When the smoke cleared from California’s privacy legislative battles that ended on September 13th, many were surprised to see another large alien life form snorting alongside the CCPA.  AB 1202 requires the registration of “data brokers” on a public website maintained by the Attorney General.  We have seen a public registry for data brokers before, in Vermont.  But Vermont’s law is a much smaller animal, mostly because when it says “sell” it means sell, and even specifically excludes “a sale or license of data that is merely incidental to the business.”

Remember, the CCPA took us through the looking glass with its definition of “sell,” by making it disclosure for any non-monetary consideration whatsoever, so as we said it really means any sharing.  Thus AB 1202 can use almost the same words as Vermont in its “data broker” definition – “knowingly collects and sells to third parties the personal information of a consumer with whom the business does not have a direct relationship” – but by importing the CCPA’s definition of “sells,” it makes any business that shares personal information as part of its business without a relationship with the person in question a “data broker.” 

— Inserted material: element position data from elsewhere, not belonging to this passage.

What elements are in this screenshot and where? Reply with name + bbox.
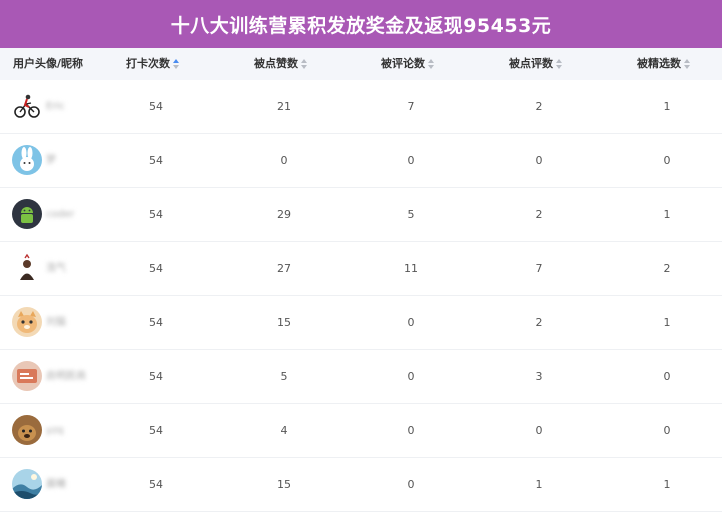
featured-count: 1 — [663, 316, 671, 329]
page-title: 十八大训练营累积发放奖金及返现95453元 — [170, 14, 552, 37]
reviews-count: 7 — [535, 262, 543, 275]
table-row[interactable]: 浩气 54 27 11 7 2 — [0, 242, 722, 296]
animal-avatar-icon[interactable] — [12, 415, 42, 445]
checkins-count: 54 — [149, 478, 163, 491]
reviews-count: 3 — [535, 370, 543, 383]
column-header-featured[interactable]: 被精选数 — [637, 48, 690, 80]
column-header-user: 用户头像/昵称 — [13, 57, 84, 70]
sort-icon[interactable] — [428, 59, 434, 69]
likes-count: 15 — [277, 478, 291, 491]
comments-count: 11 — [404, 262, 418, 275]
comments-count: 0 — [407, 478, 415, 491]
cat-avatar-icon[interactable] — [12, 307, 42, 337]
likes-count: 5 — [280, 370, 288, 383]
checkins-count: 54 — [149, 424, 163, 437]
featured-count: 1 — [663, 100, 671, 113]
featured-count: 0 — [663, 424, 671, 437]
reviews-count: 2 — [535, 208, 543, 221]
user-nickname: Eric — [46, 101, 65, 112]
comments-count: 0 — [407, 424, 415, 437]
likes-count: 15 — [277, 316, 291, 329]
user-nickname: coder — [46, 209, 75, 220]
table-row[interactable]: 启明民商 54 5 0 3 0 — [0, 350, 722, 404]
cyclist-avatar-icon[interactable] — [12, 91, 42, 121]
reviews-count: 0 — [535, 154, 543, 167]
sort-icon[interactable] — [173, 59, 179, 69]
featured-count: 0 — [663, 370, 671, 383]
featured-count: 2 — [663, 262, 671, 275]
checkins-count: 54 — [149, 262, 163, 275]
table-row[interactable]: 晨曦 54 15 0 1 1 — [0, 458, 722, 512]
rabbit-avatar-icon[interactable] — [12, 145, 42, 175]
likes-count: 29 — [277, 208, 291, 221]
comments-count: 0 — [407, 370, 415, 383]
user-nickname: yzq — [46, 425, 64, 436]
column-header-checkins[interactable]: 打卡次数 — [126, 48, 179, 80]
android-avatar-icon[interactable] — [12, 199, 42, 229]
table-row[interactable]: yzq 54 4 0 0 0 — [0, 404, 722, 458]
column-header-reviews[interactable]: 被点评数 — [509, 48, 562, 80]
likes-count: 4 — [280, 424, 288, 437]
likes-count: 21 — [277, 100, 291, 113]
table-row[interactable]: 刘猫 54 15 0 2 1 — [0, 296, 722, 350]
featured-count: 1 — [663, 478, 671, 491]
likes-count: 0 — [280, 154, 288, 167]
card-avatar-icon[interactable] — [12, 361, 42, 391]
user-nickname: 浩气 — [46, 263, 66, 274]
landscape-avatar-icon[interactable] — [12, 469, 42, 499]
checkins-count: 54 — [149, 208, 163, 221]
table-row[interactable]: coder 54 29 5 2 1 — [0, 188, 722, 242]
comments-count: 0 — [407, 154, 415, 167]
column-header-comments[interactable]: 被评论数 — [381, 48, 434, 80]
column-header-likes[interactable]: 被点赞数 — [254, 48, 307, 80]
reviews-count: 2 — [535, 100, 543, 113]
leaderboard-table: 用户头像/昵称 打卡次数 被点赞数 被评论数 被点评数 被精选数 Eric 54… — [0, 48, 722, 512]
checkins-count: 54 — [149, 154, 163, 167]
checkins-count: 54 — [149, 370, 163, 383]
comments-count: 0 — [407, 316, 415, 329]
featured-count: 0 — [663, 154, 671, 167]
comments-count: 7 — [407, 100, 415, 113]
reviews-count: 1 — [535, 478, 543, 491]
user-nickname: 刘猫 — [46, 317, 66, 328]
user-nickname: 梦 — [46, 155, 56, 166]
table-row[interactable]: Eric 54 21 7 2 1 — [0, 80, 722, 134]
sort-icon[interactable] — [301, 59, 307, 69]
comments-count: 5 — [407, 208, 415, 221]
likes-count: 27 — [277, 262, 291, 275]
table-row[interactable]: 梦 54 0 0 0 0 — [0, 134, 722, 188]
reviews-count: 2 — [535, 316, 543, 329]
table-header: 用户头像/昵称 打卡次数 被点赞数 被评论数 被点评数 被精选数 — [0, 48, 722, 81]
title-banner: 十八大训练营累积发放奖金及返现95453元 — [0, 0, 722, 48]
reviews-count: 0 — [535, 424, 543, 437]
user-nickname: 启明民商 — [46, 371, 86, 382]
checkins-count: 54 — [149, 100, 163, 113]
featured-count: 1 — [663, 208, 671, 221]
sort-icon[interactable] — [684, 59, 690, 69]
checkins-count: 54 — [149, 316, 163, 329]
figure-avatar-icon[interactable] — [12, 253, 42, 283]
sort-icon[interactable] — [556, 59, 562, 69]
user-nickname: 晨曦 — [46, 479, 66, 490]
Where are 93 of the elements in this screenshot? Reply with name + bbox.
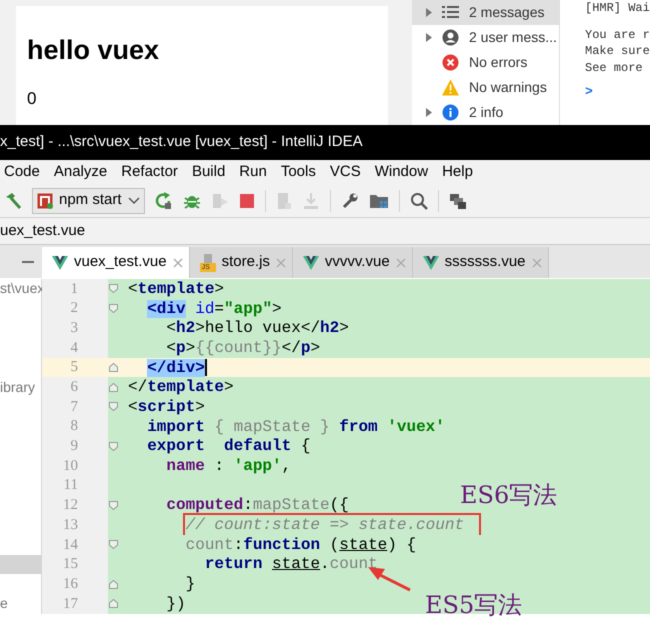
menu-item[interactable]: Tools (280, 160, 316, 184)
info-icon (442, 104, 459, 121)
editor-tab[interactable]: sssssss.vue (412, 247, 549, 278)
fold-marker-icon[interactable] (108, 382, 118, 392)
line-number: 1 (70, 280, 78, 299)
project-tree-row[interactable] (0, 554, 42, 574)
line-number: 14 (63, 536, 78, 555)
close-icon[interactable] (172, 258, 183, 268)
code-line: import { mapState } from 'vuex' (146, 416, 445, 438)
line-number: 15 (63, 555, 78, 574)
npm-icon (37, 192, 53, 208)
editor-tab[interactable]: vvvvv.vue (292, 247, 413, 278)
fold-marker-icon[interactable] (108, 363, 118, 372)
menu-item[interactable]: Refactor (121, 160, 178, 184)
fold-marker-icon[interactable] (108, 402, 118, 412)
line-number: 16 (63, 574, 78, 594)
expand-arrow-icon[interactable] (426, 108, 432, 117)
stop-icon[interactable] (238, 192, 255, 208)
code-line: <p>{{count}}</p> (165, 338, 320, 359)
fold-marker-icon[interactable] (108, 580, 118, 589)
line-number: 6 (70, 378, 78, 398)
console-message: Make sure (585, 43, 650, 60)
breadcrumb[interactable]: uex_test.vue (0, 220, 86, 242)
console-message: See more (585, 60, 643, 76)
window-title: x_test] - ...\src\vuex_test.vue [vuex_test] - IntelliJ IDEA (0, 132, 363, 152)
line-number: 17 (63, 594, 78, 614)
line-number: 13 (63, 516, 78, 535)
fold-marker-icon[interactable] (108, 540, 118, 550)
annotation-label: ES5写法 (425, 591, 522, 618)
code-line: name : 'app', (165, 456, 292, 478)
windows-icon[interactable] (448, 192, 467, 210)
fold-marker-icon[interactable] (108, 442, 118, 451)
code-line: <script> (128, 396, 205, 418)
count-value: 0 (27, 88, 36, 110)
line-number: 5 (70, 358, 78, 378)
vue-file-icon (52, 256, 68, 270)
line-number: 3 (70, 318, 78, 338)
console-message: You are r (585, 26, 650, 43)
fold-marker-icon[interactable] (108, 599, 118, 608)
run-configuration-dropdown[interactable]: npm start (32, 188, 145, 214)
menu-item[interactable]: Build (192, 160, 226, 184)
chevron-down-icon (128, 196, 140, 204)
line-number: 10 (63, 456, 78, 476)
close-icon[interactable] (276, 258, 286, 268)
fold-marker-icon[interactable] (108, 284, 118, 294)
error-icon (442, 54, 459, 71)
console-message: [HMR] Wai (585, 0, 650, 16)
code-line: return state.count (204, 554, 378, 576)
page-heading: hello vuex (27, 34, 160, 66)
line-number: 12 (63, 496, 78, 516)
code-line: <h2>hello vuex</h2> (165, 318, 349, 340)
close-icon[interactable] (532, 258, 542, 268)
code-line: }) (165, 594, 186, 615)
annotation-label: ES6写法 (460, 481, 558, 509)
list-icon (442, 4, 459, 21)
line-number: 9 (70, 437, 78, 456)
console-prompt[interactable]: > (585, 84, 593, 100)
line-number: 11 (64, 476, 78, 496)
expand-arrow-icon[interactable] (426, 8, 432, 17)
editor-tab[interactable]: vuex_test.vue (42, 247, 190, 278)
code-line: } (184, 574, 196, 596)
search-icon[interactable] (410, 192, 428, 210)
expand-arrow-icon[interactable] (426, 33, 432, 42)
hammer-icon[interactable] (4, 192, 22, 210)
fold-marker-icon[interactable] (108, 500, 118, 510)
warning-icon (442, 79, 459, 96)
menu-item[interactable]: Analyze (54, 160, 108, 184)
minimize-icon[interactable] (22, 260, 34, 262)
project-tree-item[interactable]: st\vuex (0, 278, 44, 300)
line-number: 4 (70, 338, 78, 358)
line-number: 7 (70, 398, 78, 417)
line-number: 8 (70, 417, 78, 436)
project-tree-item[interactable]: e (0, 593, 8, 614)
menu-item[interactable]: Run (239, 160, 267, 184)
vue-file-icon (422, 256, 439, 270)
line-number: 2 (70, 299, 78, 318)
code-line: count:function (state) { (184, 534, 416, 556)
code-line: <template> (128, 278, 224, 300)
menu-item[interactable]: Window (374, 160, 428, 184)
wrench-icon[interactable] (340, 192, 359, 210)
text-cursor (204, 359, 207, 376)
close-icon[interactable] (396, 258, 406, 268)
menu-item[interactable]: Help (442, 160, 473, 184)
menu-item[interactable]: Code (4, 160, 40, 184)
project-tree-item[interactable]: ibrary (0, 376, 36, 398)
console-filter-item[interactable]: 2 messages (412, 0, 559, 25)
code-line: </template> (128, 377, 234, 398)
fold-marker-icon[interactable] (108, 304, 118, 314)
menu-item[interactable]: VCS (330, 160, 361, 184)
user-icon (442, 29, 459, 46)
vue-file-icon (302, 256, 319, 270)
rerun-icon[interactable] (154, 192, 173, 210)
code-line: export default { (146, 436, 310, 458)
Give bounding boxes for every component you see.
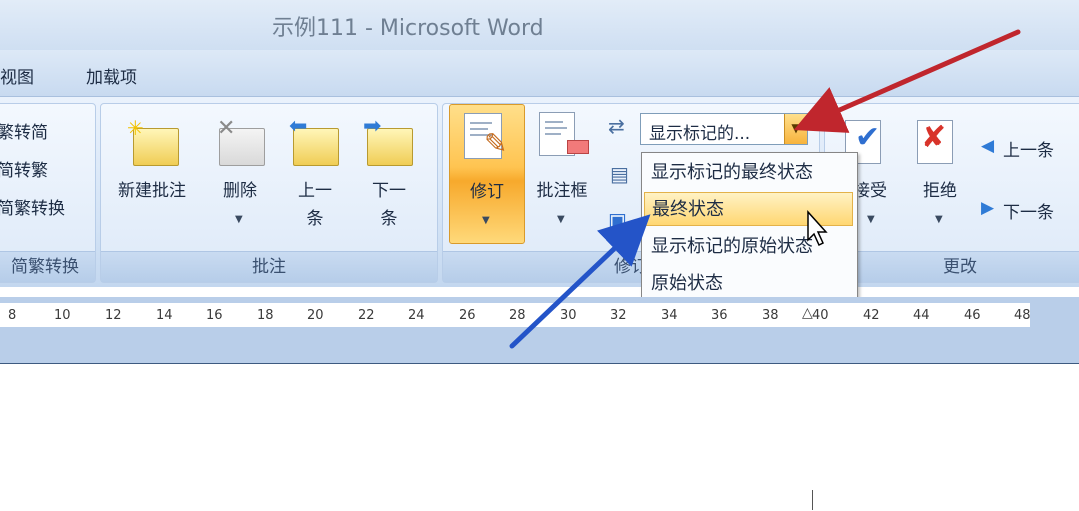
ruler-number: 36	[711, 308, 728, 323]
ruler-number: 14	[156, 308, 173, 323]
convert-button[interactable]: 简繁转换	[0, 194, 65, 219]
dropdown-option-original-showing-markup[interactable]: 显示标记的原始状态	[644, 230, 853, 264]
chevron-down-icon: ▼	[867, 214, 875, 225]
ruler-number: 18	[257, 308, 274, 323]
ruler-number: 24	[408, 308, 425, 323]
previous-label-2: 条	[306, 209, 324, 229]
dropdown-option-final-showing-markup[interactable]: 显示标记的最终状态	[644, 156, 853, 190]
previous-change-icon: ◀	[981, 136, 995, 156]
chevron-down-icon: ▼	[791, 121, 801, 135]
show-markup-icon[interactable]: ▤	[610, 162, 629, 186]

Poor Richard simply must speak up at this point, in part to calm the confused and concerned cognoscenti.  He has hesitated to argue that California consumers will be misled by a button that says “Do Not Sell My Personal Information,” when it really means “do not share.”  However, he is certain that to stamp the label “data broker” on any business that shares personal information – when “broker” clearly means a buyer or seller of goods or assets for others – will mislead consumers both by mischaracterizing many entities as data brokers and by making it impossible for consumers to distinguish the real data brokers.  Thus the California registry flies directly in the face of the transparency goals of Acxiom's chief data ethics officer in advocating -- as he did on Friday -- for the creation of a national data broker registry. 

But then a smile, as the path forward becomes clear.  Section 1(g) of the legislative findings, he notes, gives important clues about what the legislature means by “direct relationship,” in fact offering what might be read as the possibility of establishing a relationship, some “knowledge about and control over….”

Consumers who have a direct relationship with traditional and e-commerce businesses, which could have formed in a variety of ways such as by visiting a business’ premises or internet website, or by affirmatively and intentionally interacting with a business’ online advertisements, may have some level of knowledge about and control over the collection of data by those businesses, including: the choice to use the business’s products or services, the ability to review and consider data collection policies, the ability to opt out of certain data collection practices, the ability to identify and contact customer representatives, and the knowledge necessary to complain to law enforcement.

Many businesses have found that their only sharing of personal information is with service providers who use the information on behalf of the business and do not disclose it further, but they find themselves needing to offer the button only because they engage in the usual tracking and analytics on their websites.  These businesses, thankfully, do not go up on the wall of shame as data brokers because they have direct relationships with consumers who browse their websites under the above analysis.  Moreover, if those businesses have clearly disclosed all of the third-party tracking on their websites and offered an opt-out, then it looks like even that third-party tracking may not be by “data brokers.”

The biggest questions will probably focus on the digital advertising industry, now undergoing its annus horribilis on both sides of the Atlantic.  It is not selling data, it is selling ads, and it is not hard to tell the difference between data brokers and digital advertising, but under AB 1202, many of the participants in digital advertising may need to wear exactly the same public badge as data brokers, unless they establish that “direct relationship.”

The Takeaway:  Look carefully to find or establish that “knowledge about and control over” sufficient to establish a “direct relationship,” so as to avoid California’s new wall of shame.